Post
Topic
Board Bitcoin Discussion
Re: Why ASIC's Should Not Be The Future Of Crypto Currencies
by
makomk
on 24/10/2012, 20:03:39 UTC
Litecoin doesn't help. It modified the normal scrypt behavior for inexplicable reasons to use only a very tiny amount of memory compared to the scrypt paper recommendations. It's quite easy to throw 128k of sram on a chip and scream out one cycle/hash.  You'd get an even bigger speedup over GPUs and CPUs than you get from Bitcoin.
I'm pretty sure you can't do that. True, you can throw 128k of SRAM on a chip and compute 1 step of the innnermost Salsa20/8 hash per cycle, but that's not terribly far off what a normal CPU can manage. The problem you'll run into is this key design goal of scrypt (quoting from the scrypt paper):

Quote
Conjecture 1. If it is impossible for a circuit to compute the Salsa20/8 core in less than t time, and it is impossible for a circuit to store x bits of data in less than sx area for any x ≥ 0, then it is impossible to compute scrypt(P, S, N, r, p, dkLen) in a circuit with an expected amortized area-time product per password of less than 1024N2r2pst.
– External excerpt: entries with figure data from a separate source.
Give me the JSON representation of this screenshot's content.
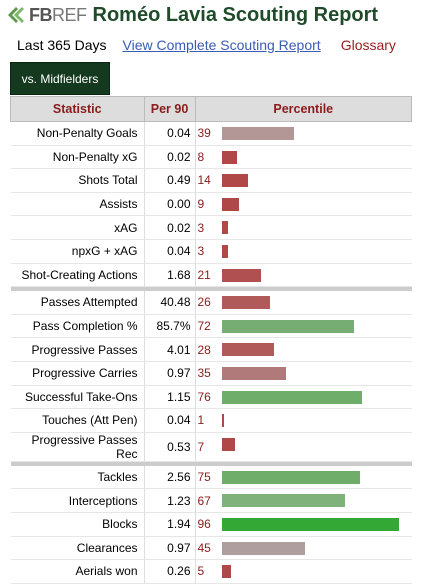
{
  "header": {
    "logo_fb": "FB",
    "logo_ref": "REF",
    "title": "Roméo Lavia Scouting Report"
  },
  "subnav": {
    "period": "Last 365 Days",
    "link": "View Complete Scouting Report",
    "glossary": "Glossary"
  },
  "tab": {
    "label": "vs. Midfielders"
  },
  "table": {
    "headers": {
      "stat": "Statistic",
      "per90": "Per 90",
      "pct": "Percentile"
    },
    "groups": [
      [
        {
          "stat": "Non-Penalty Goals",
          "per90": "0.04",
          "pct": "39",
          "value": 39,
          "color": "#b39696"
        },
        {
          "stat": "Non-Penalty xG",
          "per90": "0.02",
          "pct": "8",
          "value": 8,
          "color": "#b04848"
        },
        {
          "stat": "Shots Total",
          "per90": "0.49",
          "pct": "14",
          "value": 14,
          "color": "#b04848"
        },
        {
          "stat": "Assists",
          "per90": "0.00",
          "pct": "9",
          "value": 9,
          "color": "#b04848"
        },
        {
          "stat": "xAG",
          "per90": "0.02",
          "pct": "3",
          "value": 3,
          "color": "#b04848"
        },
        {
          "stat": "npxG + xAG",
          "per90": "0.04",
          "pct": "3",
          "value": 3,
          "color": "#b04848"
        },
        {
          "stat": "Shot-Creating Actions",
          "per90": "1.68",
          "pct": "21",
          "value": 21,
          "color": "#b05050"
        }
      ],
      [
        {
          "stat": "Passes Attempted",
          "per90": "40.48",
          "pct": "26",
          "value": 26,
          "color": "#b05a5a"
        },
        {
          "stat": "Pass Completion %",
          "per90": "85.7%",
          "pct": "72",
          "value": 72,
          "color": "#76ad72"
        },
        {
          "stat": "Progressive Passes",
          "per90": "4.01",
          "pct": "28",
          "value": 28,
          "color": "#b05a5a"
        },
        {
          "stat": "Progressive Carries",
          "per90": "0.97",
          "pct": "35",
          "value": 35,
          "color": "#b07a7a"
        },
        {
          "stat": "Successful Take-Ons",
          "per90": "1.15",
          "pct": "76",
          "value": 76,
          "color": "#6fad6b"
        },
        {
          "stat": "Touches (Att Pen)",
          "per90": "0.04",
          "pct": "1",
          "value": 1,
          "color": "#b04848"
        },
        {
          "stat": "Progressive Passes Rec",
          "per90": "0.53",
          "pct": "7",
          "value": 7,
          "color": "#b04848"
        }
      ],
      [
        {
          "stat": "Tackles",
          "per90": "2.56",
          "pct": "75",
          "value": 75,
          "color": "#6fad6b"
        },
        {
          "stat": "Interceptions",
          "per90": "1.23",
          "pct": "67",
          "value": 67,
          "color": "#7fb27b"
        },
        {
          "stat": "Blocks",
          "per90": "1.94",
          "pct": "96",
          "value": 96,
          "color": "#34a834"
        },
        {
          "stat": "Clearances",
          "per90": "0.97",
          "pct": "45",
          "value": 45,
          "color": "#ae9e9e"
        },
        {
          "stat": "Aerials won",
          "per90": "0.26",
          "pct": "5",
          "value": 5,
          "color": "#b04848"
        }
      ]
    ]
  }
}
What that means is that roughly speaking, no matter what clever scheme you come up with involving pipelining or only storing every Nth value or whatever else you care to try, you shouldn't be able to get a hardware implementation significantly better than if you just threw on a bunch of naive hashing cores with 128k of SRAM each that compute a single Salsa20/8 hash per clock cycle. If you think you could, your scheme almost certainly has a flaw that you haven't spotted yet.